Sonntag, 8. Februar 2015

Galileo

Ein hochbegabter Pforzheimer Elektroingenieur hat das Galileo erfunden zur Sturzvermeidung von Menschen 80+.
Das Gerät führt seitenalternierende Bewegungen durch und simuliert dadurch den menschlichen Gang. Im Vergleich dazu bewegt sich z.B. die "Power Plate", die man häufig in Fitneßstudios findet, von vorne nach hinten.
Durch die sinusförmige, mechanische Wippbewegung von rechts nach links werden die Muskeln stimuliert und trainiert. Der rhythmische Wechseln zwischen den beiden Körperhälften bewirkt reflexartige Muskelkontraktionen und setzt Reize. Durch diese reflektorische Stimulation wird das Training mit dem Galileo unbewußt ausgeführt und muß nicht bewußt gesteuert werden und es führt zu motorischen und neuronalen Lerneffekten. Die seitenalternierenden Vibrationen stellen ein physiologisch sinnvolles Bewegungsmuster dar, weil es einer natürlichen Bewegung des Menschen entspricht.

Anwendungsbereiche:

  • Kinder und Jugendliche mit Muskel- und Skeletterkrankungen (z.B. Glasknochenkrankheit, offener Rücken)
  • Multiple Sklerose
  • Parkinson
  • Inkomplette Querschnittlähmung
  • Schlaganfall-Patienten
  • Leistungssport

Freitag, 6. Februar 2015

6. Februar 2015 - III.

Wir waren nochmal in der Stadt. Mutti wollte unbedingt in ihren neuen Lieblingsladen, den sie bislang gar nicht kannte: Pylones ❤️

Anschließend haben wir uns im Café Eigel (mit Feinschmecker-Auszeichnung 2014) gestärkt fürs Kofferpacken.

6. Februar 2015 - II.

Heute war das Mittagessen richtig gut: gefüllte Canneloni mit Tomatensoße.

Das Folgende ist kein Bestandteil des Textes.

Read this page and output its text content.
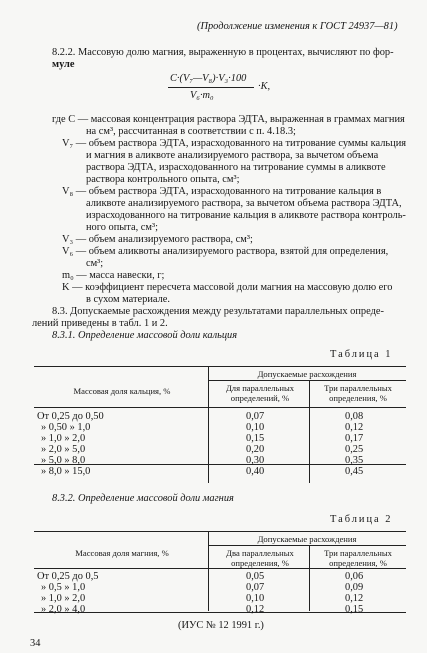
(Продолжение изменения к ГОСТ 24937—81)
8.2.2. Массовую долю магния, выраженную в процентах, вычисляют по фор-
муле
C·(V₇—V₈)·V₃·100
V₆·m₀
·K,
где C — массовая концентрация раствора ЭДТА, выраженная в граммах магния
на см³, рассчитанная в соответствии с п. 4.18.3;
V₇ — объем раствора ЭДТА, израсходованного на титрование суммы кальция
и магния в аликвоте анализируемого раствора, за вычетом объема
раствора ЭДТА, израсходованного на титрование суммы в аликвоте
раствора контрольного опыта, см³;
V₈ — объем раствора ЭДТА, израсходованного на титрование кальция в
аликвоте анализируемого раствора, за вычетом объема раствора ЭДТА,
израсходованного на титрование кальция в аликвоте раствора контроль-
ного опыта, см³;
V₃ — объем анализируемого раствора, см³;
V₆ — объем аликвоты анализируемого раствора, взятой для определения,
см³;
m₀ — масса навески, г;
K — коэффициент пересчета массовой доли магния на массовую долю его
в сухом материале.
8.3. Допускаемые расхождения между результатами параллельных опреде-
лений приведены в табл. 1 и 2.
8.3.1. Определение массовой доли кальция
Таблица 1
Массовая доля кальция, %
Допускаемые расхождения
Для параллельных определений, %
Три параллельных определения, %
От 0,25 до 0,50
» 0,50 » 1,0
» 1,0 » 2,0
» 2,0 » 5,0
» 5,0 » 8,0
» 8,0 » 15,0
0,07
0,10
0,15
0,20
0,30
0,40
0,08
0,12
0,17
0,25
0,35
0,45
8.3.2. Определение массовой доли магния
Таблица 2
Массовая доля магния, %
Допускаемые расхождения
Два параллельных определения, %
Три параллельных определения, %
От 0,25 до 0,5
» 0,5 » 1,0
» 1,0 » 2,0
» 2,0 » 4,0
0,05
0,07
0,10
0,12
0,06
0,09
0,12
0,15
(ИУС № 12 1991 г.)
34
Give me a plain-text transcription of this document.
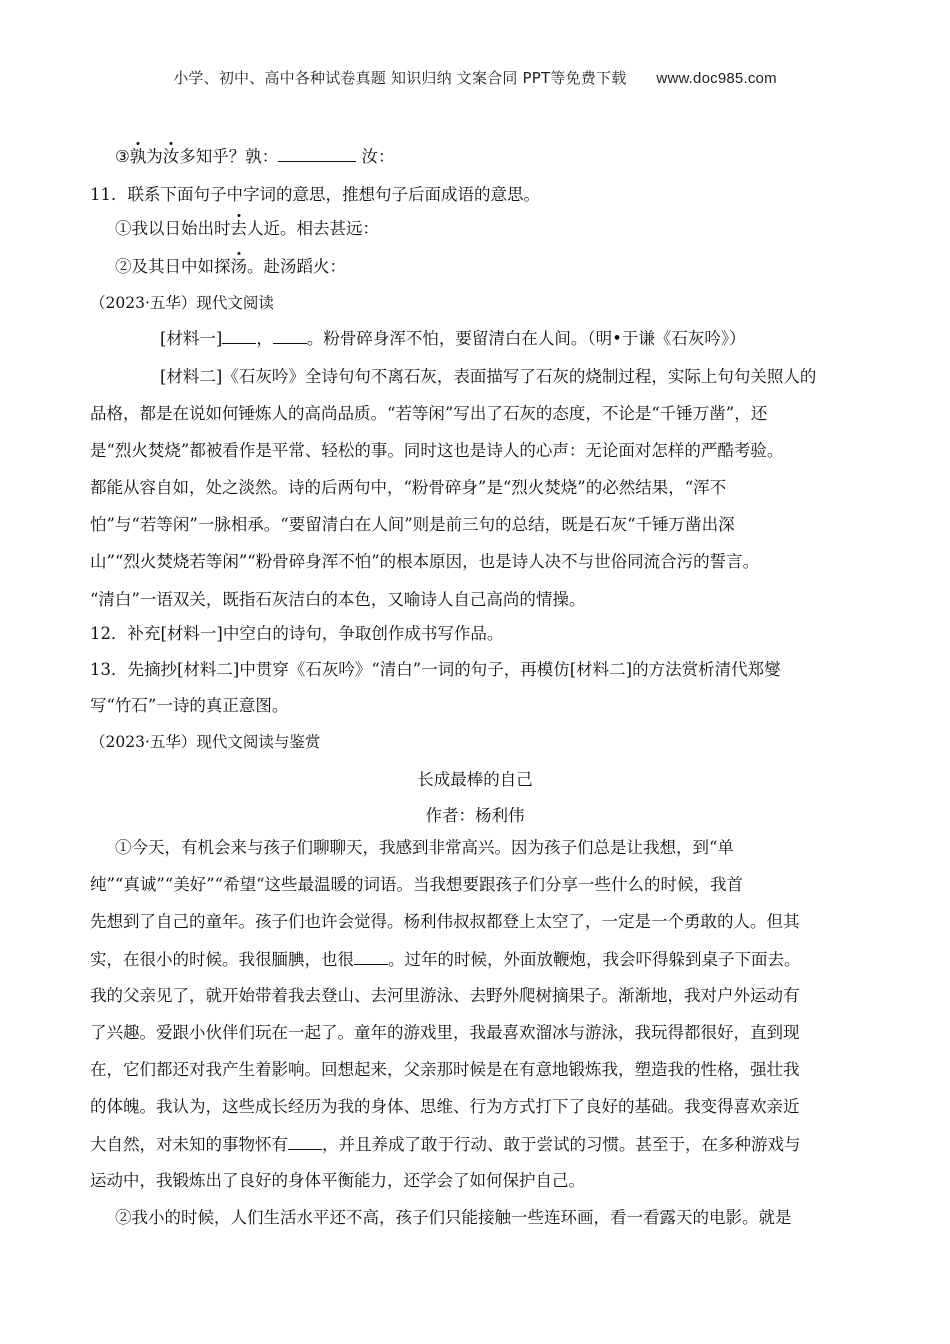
小学、初中、高中各种试卷真题 知识归纳 文案合同 PPT等免费下载 www.doc985.com
③孰为汝多知乎？孰：	汝：
11．联系下面句子中字词的意思，推想句子后面成语的意思。
①我以日始出时去人近。相去甚远：
②及其日中如探汤。赴汤蹈火：
（2023·五华）现代文阅读
[材料一] ， 。粉骨碎身浑不怕，要留清白在人间。（明•于谦《石灰吟》）
[材料二]《石灰吟》全诗句句不离石灰，表面描写了石灰的烧制过程，实际上句句关照人的
品格，都是在说如何锤炼人的高尚品质。“若等闲”写出了石灰的态度，不论是“千锤万凿”，还
是“烈火焚烧”都被看作是平常、轻松的事。同时这也是诗人的心声：无论面对怎样的严酷考验。
都能从容自如，处之淡然。诗的后两句中，“粉骨碎身”是“烈火焚烧”的必然结果，“浑不
怕”与“若等闲”一脉相承。“要留清白在人间”则是前三句的总结，既是石灰“千锤万凿出深
山”“烈火焚烧若等闲”“粉骨碎身浑不怕”的根本原因，也是诗人决不与世俗同流合污的誓言。
“清白”一语双关，既指石灰洁白的本色，又喻诗人自己高尚的情操。
12．补充[材料一]中空白的诗句，争取创作成书写作品。
13．先摘抄[材料二]中贯穿《石灰吟》“清白”一词的句子，再模仿[材料二]的方法赏析清代郑燮
写“竹石”一诗的真正意图。
（2023·五华）现代文阅读与鉴赏
长成最棒的自己
作者：杨利伟
①今天，有机会来与孩子们聊聊天，我感到非常高兴。因为孩子们总是让我想，到“单
纯”“真诚”“美好”“希望“这些最温暖的词语。当我想要跟孩子们分享一些什么的时候，我首
先想到了自己的童年。孩子们也许会觉得。杨利伟叔叔都登上太空了，一定是一个勇敢的人。但其
实，在很小的时候。我很腼腆，也很 。过年的时候，外面放鞭炮，我会吓得躲到桌子下面去。
我的父亲见了，就开始带着我去登山、去河里游泳、去野外爬树摘果子。渐渐地，我对户外运动有
了兴趣。爱跟小伙伴们玩在一起了。童年的游戏里，我最喜欢溜冰与游泳，我玩得都很好，直到现
在，它们都还对我产生着影响。回想起来，父亲那时候是在有意地锻炼我，塑造我的性格，强壮我
的体魄。我认为，这些成长经历为我的身体、思维、行为方式打下了良好的基础。我变得喜欢亲近
大自然，对未知的事物怀有 ，并且养成了敢于行动、敢于尝试的习惯。甚至于，在多种游戏与
运动中，我锻炼出了良好的身体平衡能力，还学会了如何保护自己。
②我小的时候，人们生活水平还不高，孩子们只能接触一些连环画，看一看露天的电影。就是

12.30 Uhr bis 13.30 Uhr Galileo

Zur letzten Einheit bei meiner zweiten Haupttherapeutin Frau B. hab ich gut geturnt (wieder an der Sprossenwand). Direkt nach der dritten Übung habe ich nochmal das "Päckchen" gemacht. Allerdings nicht auf dem Galileo, sondern "Freestyle"...


Ich durfte 10 Minuten ruhen und war danach tatsächlich wieder fit genug, um nochmal im Crocodil zu "laufen".

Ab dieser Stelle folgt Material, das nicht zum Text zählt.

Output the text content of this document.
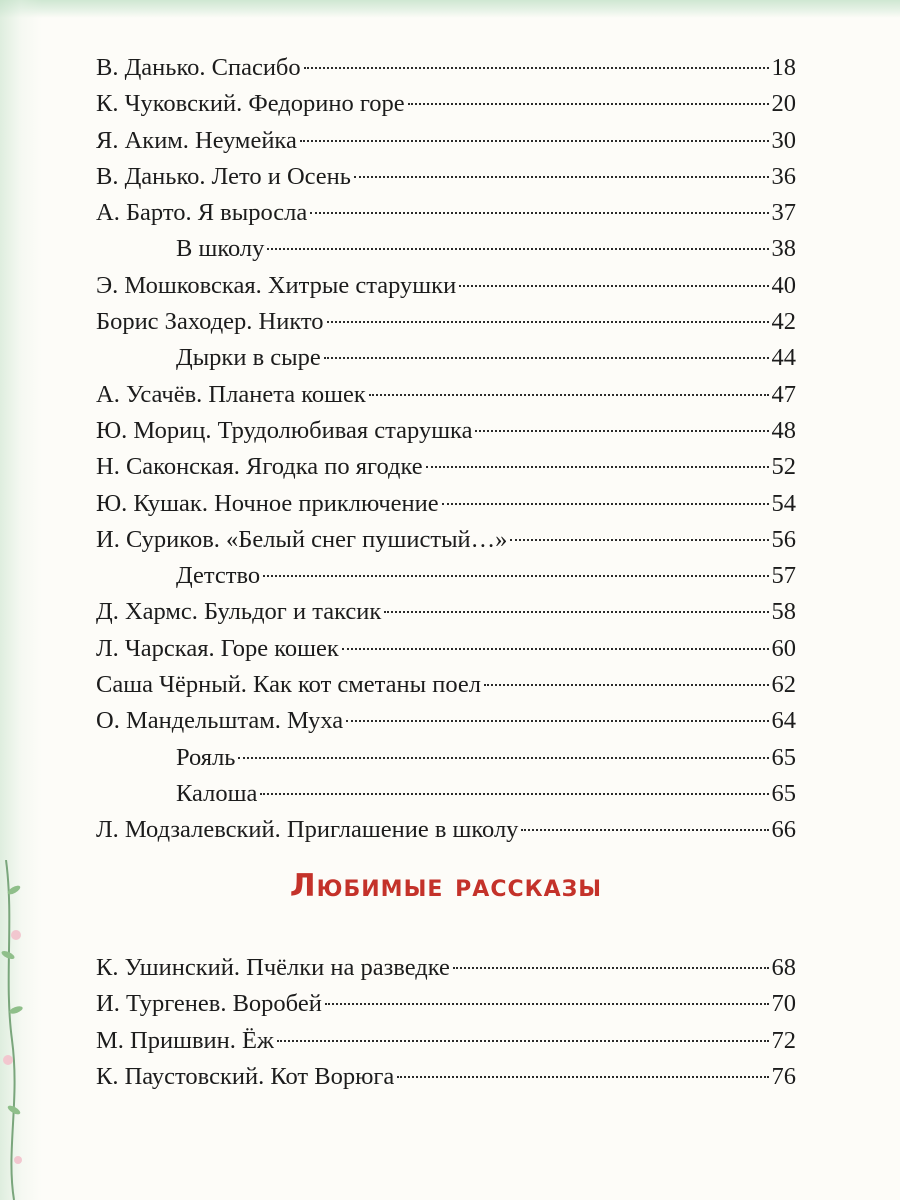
В. Данько. Спасибо	18
К. Чуковский. Федорино горе	20
Я. Аким. Неумейка	30
В. Данько. Лето и Осень	36
А. Барто. Я выросла	37
В школу	38
Э. Мошковская. Хитрые старушки	40
Борис Заходер. Никто	42
Дырки в сыре	44
А. Усачёв. Планета кошек	47
Ю. Мориц. Трудолюбивая старушка	48
Н. Саконская. Ягодка по ягодке	52
Ю. Кушак. Ночное приключение	54
И. Суриков. «Белый снег пушистый…»	56
Детство	57
Д. Хармс. Бульдог и таксик	58
Л. Чарская. Горе кошек	60
Саша Чёрный. Как кот сметаны поел	62
О. Мандельштам. Муха	64
Рояль	65
Калоша	65
Л. Модзалевский. Приглашение в школу	66
Любимые рассказы
К. Ушинский. Пчёлки на разведке	68
И. Тургенев. Воробей	70
М. Пришвин. Ёж	72
К. Паустовский. Кот Ворюга	76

14.50 Uhr bis 15.25 Uhr Motomed

Vorletztes Training. 
1) ich war wach!!!
2) ich habe ab und zu selber getreten!!!
3) ich fasse die Griffe an!!!

06. Februar 2015

8.40 Uhr bis 9.45 Uhr Galileo




10.30 Uhr bis 10.55 Uhr Galileo

Standübung an der Sprossenwand. Ein Wunder! Ich halte mich halbwegs an den Sprossen fest!

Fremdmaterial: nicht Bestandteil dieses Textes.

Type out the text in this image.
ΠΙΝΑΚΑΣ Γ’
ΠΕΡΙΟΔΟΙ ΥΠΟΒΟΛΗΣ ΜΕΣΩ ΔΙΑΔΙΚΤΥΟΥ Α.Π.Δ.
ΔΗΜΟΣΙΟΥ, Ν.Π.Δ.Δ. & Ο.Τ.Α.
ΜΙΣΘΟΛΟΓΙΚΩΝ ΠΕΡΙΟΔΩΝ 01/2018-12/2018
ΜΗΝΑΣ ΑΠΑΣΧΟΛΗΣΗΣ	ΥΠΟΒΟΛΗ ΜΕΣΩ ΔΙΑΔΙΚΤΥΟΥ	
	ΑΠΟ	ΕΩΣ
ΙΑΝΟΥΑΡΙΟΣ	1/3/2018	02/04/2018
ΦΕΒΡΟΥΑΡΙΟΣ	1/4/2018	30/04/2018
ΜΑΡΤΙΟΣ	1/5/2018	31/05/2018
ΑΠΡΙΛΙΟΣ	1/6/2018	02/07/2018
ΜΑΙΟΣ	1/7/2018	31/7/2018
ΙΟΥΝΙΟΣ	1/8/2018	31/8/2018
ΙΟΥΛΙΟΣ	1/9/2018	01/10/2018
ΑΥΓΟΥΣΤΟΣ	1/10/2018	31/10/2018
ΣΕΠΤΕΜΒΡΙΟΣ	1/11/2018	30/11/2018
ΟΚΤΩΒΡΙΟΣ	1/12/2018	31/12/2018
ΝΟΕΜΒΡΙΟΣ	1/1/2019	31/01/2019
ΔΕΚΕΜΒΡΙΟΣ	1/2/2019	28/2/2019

Donnerstag, 5. Februar 2015

5. Februar 2015 - III.

11.30 Uhr bis 11.55 Uhr Galileo

Nochmal eine Galileo-Runde bei Frau B.

Ausnahmsweise hatte ich nach dem Mittagessen (Putenschnitzel, Kartoffeln, Leipziger Allerlei und helle Soße) eine relativ lange Pause.

14.00 Uhr bis 14.35 Uhr Laufband

Der superlustige Sportwissenschaftler freute sich schon auf mich. Er wollte mich wieder piesacken und auf dem Laufband kitzeln. Das war ein Satz mit X! Ich hing wörtlich "in den Seilen".


Wie gefällt Euch meine entspannte Schlafposition?

16.30 Uhr bis 17.00 Uhr Vortrag von Pofessor Dr. Schönau

Der Professor und Geschäftführer der UniReha Köln hat einen interessanten Kurzvortrag zum Galileo gehalten. Spannend, lustig, sympathisch.

17.00 Uhr bis 18.00 Uhr Galileo

Spätschicht bei Frau B.

5. Februar 2015 - II.

9.40 Uhr bis 10.10 Uhr Bewegungsbad

Mein letztes Mal "schwimmen":







PS: Ja, ich habe Bademäntel!!! ;-)

05. Februar 2015

Gegen vier kurz wach geworden und gut wieder eingeschlafe.


8.20 Uhr bis 9.25 Uhr Galileo

Große Einheit mit Frau B.
Wir sind in den Keller gegangen und haben ein Video mit mir gedreht im Crocodil. Zur Dokumentation ist das immer nicht schlecht.

Die Filmdokumentation läuft super lustig ab. Auf dem Fußboden sind Markierungen aufgeklebt, damit man die Kamera auf zwei verschiedenen Positionen richtig aufbaut und an der richtigen Stelle längs geht/läuft.